In determining whether an arbitration provision is procedurally unconscionable, we consider “the circumstances surrounding the contracting parties’ bargaining, such as the parties’ ‘age, education, intelligence, business acumen and experience, * * * who drafted the contract, * * * whether alterations in the printed terms were possible, [and] whether there were alternative sources of supply for the goods in question.'”



Florida

Agency Principles Applied to Arbitration Agreements

SICS North America, Inc. v. Sadies Hideaway, LLC, et al., No. 1D232-8 (Fla. 1st DCA August 9, 2023)

The First District examined whether agency principles applied to bind a non-signatory to an arbitration agreement.

The Bullet Point: In ruling on a motion to compel arbitration, courts must consider (1) whether a valid agreement to arbitrate exists; (2) whether an arbitrable issue exists; and (3) whether the right to arbitrate was waived. At issue in this appeal is whether the appellee was bound by the arbitration provision in a purchase agreement entered into by its agent. The First District concluded that it was, reasoning that because the purchase agreement was within the scope of work that the agent was hired to do, it was unnecessary for the appellee to expressly authorize its agent to enter into the arbitration provision contained therein. Therefore, the appellee was bound by that arbitration agreement by virtue of the agency relationship, and the order denying the motion to compel arbitration was reversed.

Negligence Class Action Based Upon Economic Loss

Juncadella, et al., v. Robinhood Financial LLC, et. al.. No. 22-10669 (11th Cir. August 10, 2023)

The Eleventh Circuit ruled that a putative class failed to state a negligence claim under Florida law because there was no duty to avoid causing economic loss.

The Bullet Point: Under Florida law, a tort duty generally can arise from four sources: (1) legislative enactments or administration regulations; (2) judicial interpretations of such enactments or regulations; (3) other judicial precedent; and (4) a duty arising from the general facts of the case. Here, the putative class argued that the defendant had a duty not to cause them economic loss, pointing to judicial precedent, regulations, and the facts of the case in support of the claim. The Eleventh Circuit concluded that none of these sources create the kind of economic-loss negligence duty needed for the putative class to state a claim. This is because the judicial precedent relied upon was inapplicable to cases not involving physical harm, the cited regulation did not create a tort duty enforceable by a private right of action, and Florida law has a strong presumption against the imposition of a duty not to cause economic loss through negligence. Accordingly, the putative class failed to state a negligence claim under Florida law.


Fiduciary Relationship

Mawardi v. Cohen, No. 4D21-2291 (Fla. 4th DCA August 9, 2023)

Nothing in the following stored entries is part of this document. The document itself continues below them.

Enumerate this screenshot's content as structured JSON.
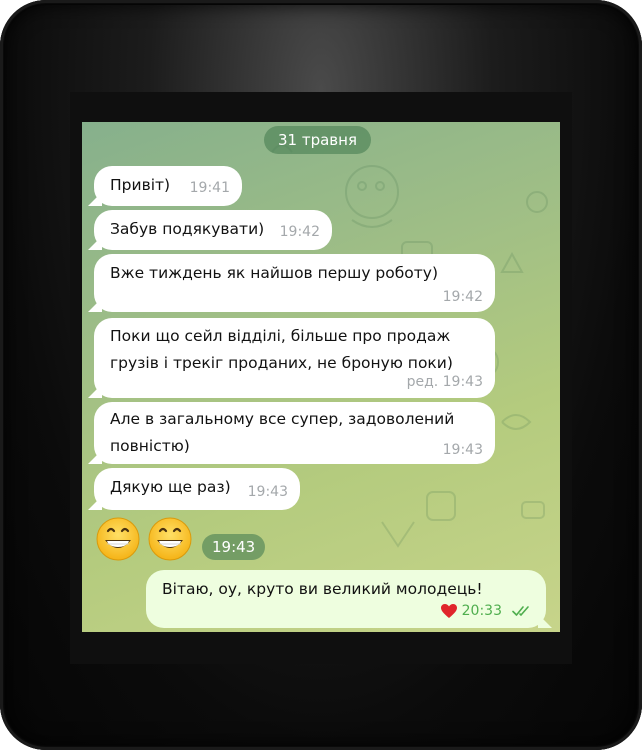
{
  "chat": {
    "date_chip": "31 травня",
    "messages": [
      {
        "text": "Привіт)",
        "time": "19:41"
      },
      {
        "text": "Забув подякувати)",
        "time": "19:42"
      },
      {
        "text": "Вже тиждень як найшов першу роботу)",
        "time": "19:42"
      },
      {
        "lines": [
          "Поки що сейл відділі, більше про продаж",
          "грузів і трекіг проданих, не броную поки)"
        ],
        "time": "ред. 19:43"
      },
      {
        "lines": [
          "Але в загальному все супер, задоволений",
          "повністю)"
        ],
        "time": "19:43"
      },
      {
        "text": "Дякую ще раз)",
        "time": "19:43"
      }
    ],
    "emoji_message": {
      "emoji_icons": [
        "grinning-face-icon",
        "grinning-face-icon"
      ],
      "time": "19:43"
    },
    "outgoing": {
      "text": "Вітаю, оу, круто ви великий молодець!",
      "reaction_icon": "red-heart-icon",
      "time": "20:33",
      "status_icon": "double-check-icon"
    }
  },
  "colors": {
    "incoming_bubble": "#ffffff",
    "outgoing_bubble": "#eefedf",
    "timestamp_gray": "#a4a8ab",
    "timestamp_green": "#4fae4e",
    "reaction_heart": "#e0252b",
    "chip_background": "#4a8054"
  }
}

The Fourth District examined whether a fiduciary duty arose from a lending transaction.

The Bullet Point: To establish a fiduciary relationship, the party must allege some degree of dependency on one side and some degree of undertaking on the other to advise, counsel, and protect the weaker party. Thus, when parties are dealing at arm’s length, a fiduciary relationship does not exist because there is no duty imposed on either party to protect or benefit the other. In this appeal, the Fourth District examined the transaction between the parties to determine whether a fiduciary relationship existed. The Fourth District concluded that no fiduciary relationship existed because the agreement between the parties was an ordinary arm’s length transaction for which the lenders were under no duty to protect or benefit the other party. Accordingly, the final judgment was reversed and remanded for entry of judgment in favor of the lenders on the negligent breach of fiduciary duty claim.